In effetti si tratta di una distinzione formale. In senso sostanziale non aggiunge nulla, poiché la fede cristiana è anzitutto un cammino verso la piena umanizzazione. “L’uomo proviene dall’intimo di Dio”, come si legge in uno dei primi scritti di letteratura cristiana nel II secolo (Lettera a Diogneto), dunque è impastato di Lui. Qui sta la peculiare consapevolezza dell’umanesimo cristiano, che non può essere confuso con l’esaltazione di una certa idea dell’uomo e della sua autosufficienza, come mera realtà psicologica e biologica, oggi dominante. L’umanesimo cristiano è per sua natura trascendente, poiché le coordinate esistenziali entro cui l’umano si sviluppa pienamente lasciano intravvedere Altro oltre l’uomo stesso. In Gesù Cristo, vero Dio e vero uomo, la divina trascendenza e l’umana prossimità d’amore coincidono perfettamente. Per questa ragione la dottrina del Concilio Vaticano II ci ricorda che: “In realtà solamente nel mistero del Verbo incarnato trova vera luce il mistero dell’uomo” (Gaudium et spes, 22). Cristo, rivelando il mistero del Padre e del suo amore “svela anche pienamente l’uomo all’uomo” e gli rende nota la sua altissima vocazione.

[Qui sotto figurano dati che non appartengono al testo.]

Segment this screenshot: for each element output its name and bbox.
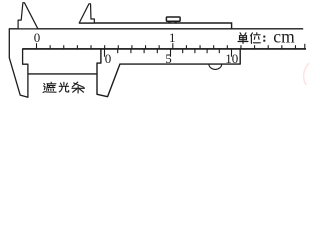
shading strip (遮光条) between jaws: [28, 73, 97, 75]
fullwidth colon of 单位：cm: [263, 36, 265, 42]
svg-text:cm: cm: [273, 26, 295, 46]
locking screw base: [168, 21, 170, 23]
thumb grip semicircle: [209, 64, 222, 69]
vernier scale ticks: [105, 49, 232, 56]
label 条: [72, 82, 85, 93]
svg-text:0: 0: [34, 30, 41, 45]
label 光: [59, 82, 69, 92]
locking screw cap: [166, 17, 180, 21]
svg-text:5: 5: [165, 51, 172, 66]
caliper beam body with fixed lower jaw outline: [9, 29, 306, 98]
main scale ticks: [37, 43, 305, 49]
label 位: [251, 33, 261, 44]
svg-text:10: 10: [225, 51, 238, 66]
vernier plate outline with lower jaw: [97, 49, 240, 97]
slider top plate edge with right step: [79, 23, 231, 29]
label 单: [238, 33, 248, 44]
faint pink scan artifact: [304, 63, 309, 85]
label 遮: [43, 82, 56, 92]
svg-text:1: 1: [169, 30, 176, 45]
svg-text:0: 0: [105, 51, 112, 66]
slider inside jaw (upper spike): [79, 4, 94, 23]
main scale line overdraw: [23, 48, 306, 50]
fixed inside jaw (upper spike): [18, 3, 38, 29]
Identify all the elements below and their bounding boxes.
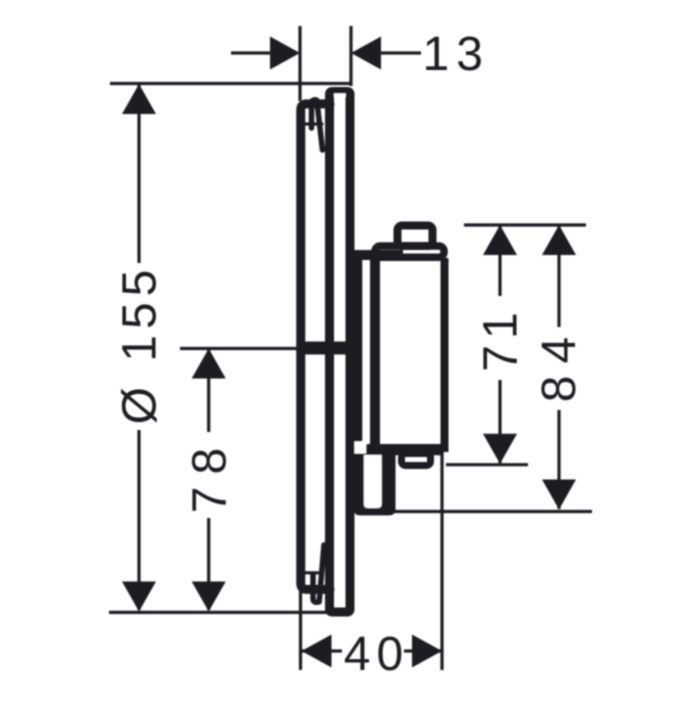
- svg-text:71: 71: [475, 306, 528, 371]
- svg-text:40: 40: [344, 628, 409, 681]
- svg-text:13: 13: [423, 28, 490, 81]
- svg-text:84: 84: [533, 325, 586, 402]
- svg-text:Ø 155: Ø 155: [114, 264, 167, 425]
- svg-text:78: 78: [184, 436, 237, 513]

Il Tempio è studiato su tanti manuali scolastici, è stato oggetto di tanti convegni, è spesso al centro di visite guidate. Dopo tanti anni, cosa si può ancora “scoprire” su di esso?
Come ho già accennato, il Tempio Malatestiano è una formidabile e complessa impresa comune che prende forma entro una solida tradizione cristiana. Non un’opera d’arte autosufficiente, né elaborazione intellettuale di una stretta cerchia di iniziati, bensì opera ecclesiale, per quanto colta e raffinata, che risponde a precise forme canoniche circa il simbolismo dello spazio e del tempo, della luce e delle forme, fino ai minimi dettagli compositivi. Come ha ben argomentato Mons. Crispino Valenziano, in fondo qui tutto è unificato e conforme all’integrità organica della cultura ecclesiale. Anche per queste ragioni, il Tempio resta un’opera aperta, che, proprio in quanto tale, è soggetta ancora oggi a molteplici interpretazioni. Tuttavia, non ci si può limitare ad esaltare una prospettiva trascurando le altre. Anche in questo caso la verità è sinfonica ed esige la coesistenza di molteplici elementi.
Per alcuni anni il Tempio è stato oggetto di polemiche: c’è chi lo riteneva solo uno scrigno architettonico e di opere d’arte e chi invece solo luogo di culto.
Come già detto, si tratta di polemiche sterili e fuorvianti, totalmente scevre di ogni concezione ecclesiale dell’arte. L’arte sacra nella vita della Chiesa è consustanziale al suo stesso essere, alle possibilità logiche della materia. Per questo, da sempre, la via pulchritudinisè parte integrante del mistero liturgico, della catechesi e dell’evangelizzazione.